L’art de voir double

Un coup de coeur du Carnet

Thierry HORGUELIN, Nouvelles de l’autre vie, Montréal, L’Oie de Cravan, 14 €, ISBN : 9782922399998

horguelinThierry Horguelin, le plus british des citoyens de la République Libre d’Outremeuse, nous revient après un large détour par Montréal. Son recueil Nouvelles de l’autre vie, édité par l’enseigne au nom énigmatique L’Oie de Cravan, s’annonce en quatrième de couverture comme « l’exploration de quelques labyrinthes ». Égarement garanti.

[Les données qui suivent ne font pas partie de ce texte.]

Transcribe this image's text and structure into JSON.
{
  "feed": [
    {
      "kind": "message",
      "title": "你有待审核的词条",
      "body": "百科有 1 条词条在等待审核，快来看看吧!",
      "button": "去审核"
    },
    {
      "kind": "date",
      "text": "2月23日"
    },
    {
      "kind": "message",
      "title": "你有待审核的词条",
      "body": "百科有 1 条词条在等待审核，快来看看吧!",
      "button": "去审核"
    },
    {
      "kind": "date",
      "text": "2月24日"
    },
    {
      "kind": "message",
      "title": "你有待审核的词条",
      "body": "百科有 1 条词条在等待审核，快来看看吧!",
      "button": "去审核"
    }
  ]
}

L’ouverture est toute borgésienne, dans la mesure où « Mon double et moi » jouit du double statut de fausse préface comme d’histoire inaugurale ; où l’auteur – frêle figure, fragile instance s’il en est, aujourd’hui – se fait littéralement doubler par son Doppelgänger qui lui pique femme, réputation, biens et destinée… Le malheureux dépossédé de sa vie se voit acculé à l’entourloupe ultime : dérober l’œuvre de ce reflet saprophyte.

« Positions dans l’espace » se veut une déclinaison logarithmique des mouvements, déplacements, percussions et surgissements de possibles que suscitent trois individus (résumés par leurs initiales, comme en toute équation digne de ce nom) dans un aéroport à l’occasion de retrouvailles. Une écriture froide, mais non dénuée de charme, se met en place. La rencontre d’un scalpel et d’un pain au chocolat fantasmé sur un tableau horaire de vols internationaux.

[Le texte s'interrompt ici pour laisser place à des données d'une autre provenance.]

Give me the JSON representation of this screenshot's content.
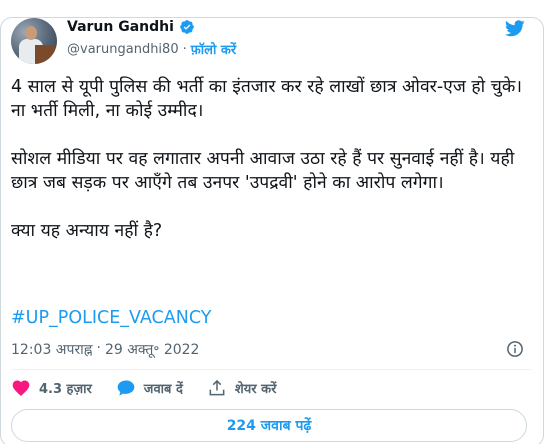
{
  "author": {
    "name": "Varun Gandhi",
    "handle": "@varungandhi80",
    "separator": "·",
    "follow_label": "फ़ॉलो करें",
    "avatar": "speaker-at-podium-avatar"
  },
  "tweet": {
    "paragraphs": [
      "4 साल से यूपी पुलिस की भर्ती का इंतजार कर रहे लाखों छात्र ओवर-एज हो चुके। ना भर्ती मिली, ना कोई उम्मीद।",
      "सोशल मीडिया पर वह लगातार अपनी आवाज उठा रहे हैं पर सुनवाई नहीं है। यही छात्र जब सड़क पर आएँगे तब उनपर 'उपद्रवी' होने का आरोप लगेगा।",
      "क्या यह अन्याय नहीं है?"
    ],
    "hashtag": "#UP_POLICE_VACANCY",
    "time": "12:03 अपराह्न",
    "date_separator": "·",
    "date": "29 अक्तू॰ 2022"
  },
  "actions": {
    "like_count": "4.3 हज़ार",
    "reply_label": "जवाब दें",
    "share_label": "शेयर करें"
  },
  "replies_button": "224 जवाब पढ़ें",
  "colors": {
    "accent": "#1d9bf0",
    "like": "#f91880",
    "text": "#0f1419",
    "muted": "#536471",
    "border": "#cfd9de"
  }
}
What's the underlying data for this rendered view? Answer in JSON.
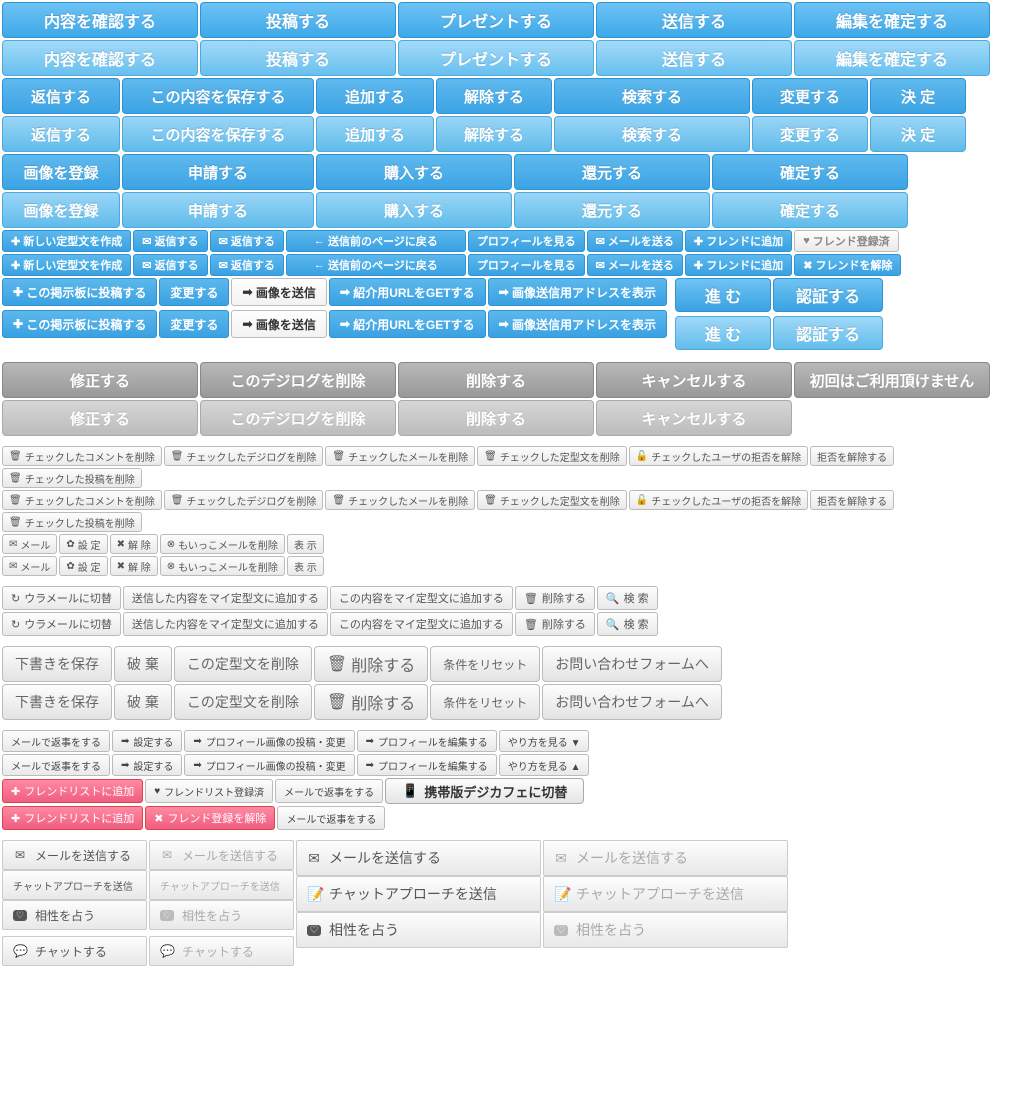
{
  "r1": {
    "confirm": "内容を確認する",
    "post": "投稿する",
    "present": "プレゼントする",
    "send": "送信する",
    "commit": "編集を確定する"
  },
  "r2": {
    "reply": "返信する",
    "save": "この内容を保存する",
    "add": "追加する",
    "release": "解除する",
    "search": "検索する",
    "change": "変更する",
    "decide": "決 定"
  },
  "r3": {
    "image": "画像を登録",
    "apply": "申請する",
    "buy": "購入する",
    "restore": "還元する",
    "fix": "確定する"
  },
  "s": {
    "new": "新しい定型文を作成",
    "replyA": "返信する",
    "replyB": "返信する",
    "back": "送信前のページに戻る",
    "profile": "プロフィールを見る",
    "mail": "メールを送る",
    "friendadd": "フレンドに追加",
    "friendregd": "フレンド登録済",
    "friendrel": "フレンドを解除"
  },
  "a": {
    "postbb": "この掲示板に投稿する",
    "change": "変更する",
    "imgsend": "画像を送信",
    "url": "紹介用URLをGETする",
    "addr": "画像送信用アドレスを表示",
    "next": "進 む",
    "auth": "認証する"
  },
  "g": {
    "fix": "修正する",
    "del1": "このデジログを削除",
    "del2": "削除する",
    "cancel": "キャンセルする",
    "first": "初回はご利用頂けません"
  },
  "c": {
    "dcom": "チェックしたコメントを削除",
    "ddig": "チェックしたデジログを削除",
    "dmail": "チェックしたメールを削除",
    "dtei": "チェックした定型文を削除",
    "ureject": "チェックしたユーザの拒否を解除",
    "reject": "拒否を解除する",
    "dpost": "チェックした投稿を削除",
    "mail": "メール",
    "set": "設 定",
    "rel": "解 除",
    "delmore": "もいっこメールを削除",
    "show": "表 示"
  },
  "u": {
    "ura": "ウラメールに切替",
    "sentadd": "送信した内容をマイ定型文に追加する",
    "thisadd": "この内容をマイ定型文に追加する",
    "del": "削除する",
    "search": "検 索"
  },
  "m": {
    "draft": "下書きを保存",
    "discard": "破 棄",
    "deltei": "この定型文を削除",
    "del": "削除する",
    "reset": "条件をリセット",
    "contact": "お問い合わせフォームへ"
  },
  "w": {
    "mailreply": "メールで返事をする",
    "setto": "設定する",
    "profimg": "プロフィール画像の投稿・変更",
    "profedit": "プロフィールを編集する",
    "howdown": "やり方を見る ▼",
    "howup": "やり方を見る ▲"
  },
  "p": {
    "fadd": "フレンドリストに追加",
    "freg": "フレンドリスト登録済",
    "frel": "フレンド登録を解除",
    "mreply": "メールで返事をする",
    "mob": "携帯版デジカフェに切替"
  },
  "L": {
    "mail": "メールを送信する",
    "chat": "チャットアプローチを送信",
    "ai": "相性を占う",
    "chat2": "チャットする"
  }
}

 Conjuguées à tu et à vous, ces proses désagrégées / réagrégées constituent autant de clins d’œil tout personnels à la galerie d’auteurs à contraintes et de formalistes virtuoses dont Horguelin, lecteur insatiable, a su faire son miel. On y croise Calvino, Auster, Butor, Saer, Perec, mais qui ne sont jamais décalqués ni imités ; Horguelin a plutôt poli un jeu de lentilles adaptées à la dioptrie de ces aînés et il s’amuse à les placer, tour à tour, entre notre œil et chaque page. Vicelard, l’ophtalmo, qui vous taille ainsi une paire de lunettes de deux kaléidoscopes. Et dandy au point qu’il serait bien du genre à porter un monocle à chaque œil…

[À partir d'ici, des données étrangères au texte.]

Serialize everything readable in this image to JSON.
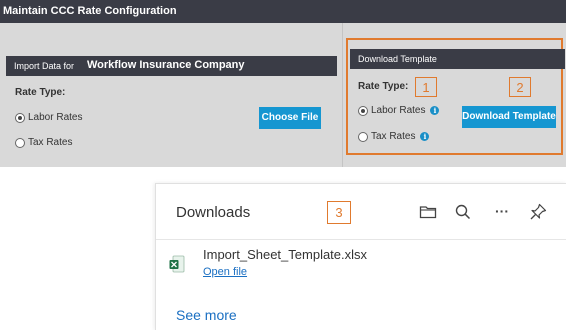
{
  "header": {
    "title": "Maintain CCC Rate Configuration"
  },
  "import_section": {
    "heading_prefix": "Import Data for",
    "company": "Workflow Insurance Company",
    "rate_type_label": "Rate Type:",
    "options": [
      {
        "label": "Labor Rates",
        "selected": true
      },
      {
        "label": "Tax Rates",
        "selected": false
      }
    ],
    "choose_file_label": "Choose File"
  },
  "download_section": {
    "heading": "Download Template",
    "rate_type_label": "Rate Type:",
    "options": [
      {
        "label": "Labor Rates",
        "selected": true,
        "info_icon": "info-icon"
      },
      {
        "label": "Tax Rates",
        "selected": false,
        "info_icon": "info-icon"
      }
    ],
    "download_button_label": "Download Template",
    "info_glyph": "i"
  },
  "annotations": [
    "1",
    "2",
    "3"
  ],
  "downloads_panel": {
    "title": "Downloads",
    "toolbar_icons": [
      "folder-icon",
      "search-icon",
      "more-icon",
      "pin-icon"
    ],
    "more_glyph": "···",
    "item": {
      "file_name": "Import_Sheet_Template.xlsx",
      "action": "Open file",
      "icon": "excel-file-icon"
    },
    "see_more": "See more"
  },
  "colors": {
    "header_bg": "#3a3c46",
    "panel_bg": "#d9d9d9",
    "button_bg": "#1596d1",
    "highlight": "#e07a2e",
    "link": "#1a6fc2"
  }
}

Mais sont-ce vraiment là des « histoires » ? Plutôt des miniatures, à l’exemple des maquettes que construit ce maniaque prêt à réduire tout l’univers à sa portée, à commencer par vous, lecteur…  Ou encore des enquêtes qui involuent, des rencontres qui tournent court, des échanges sur IPad qui virent à l’exercice de style. Un narrateur est bien embusqué quelque part, mais il demeure introuvable : il a ménagé ses collets et déployé tout son art du stratagème, il attend, tapi, que vous posiez le pied au mauvais endroit – à ce mauvais endroit qui, en littérature, équivaut toujours au meilleur. Et vous y chutez, « dans l’accélération de l’accélération », vers l’inconnu et un certain bonheur.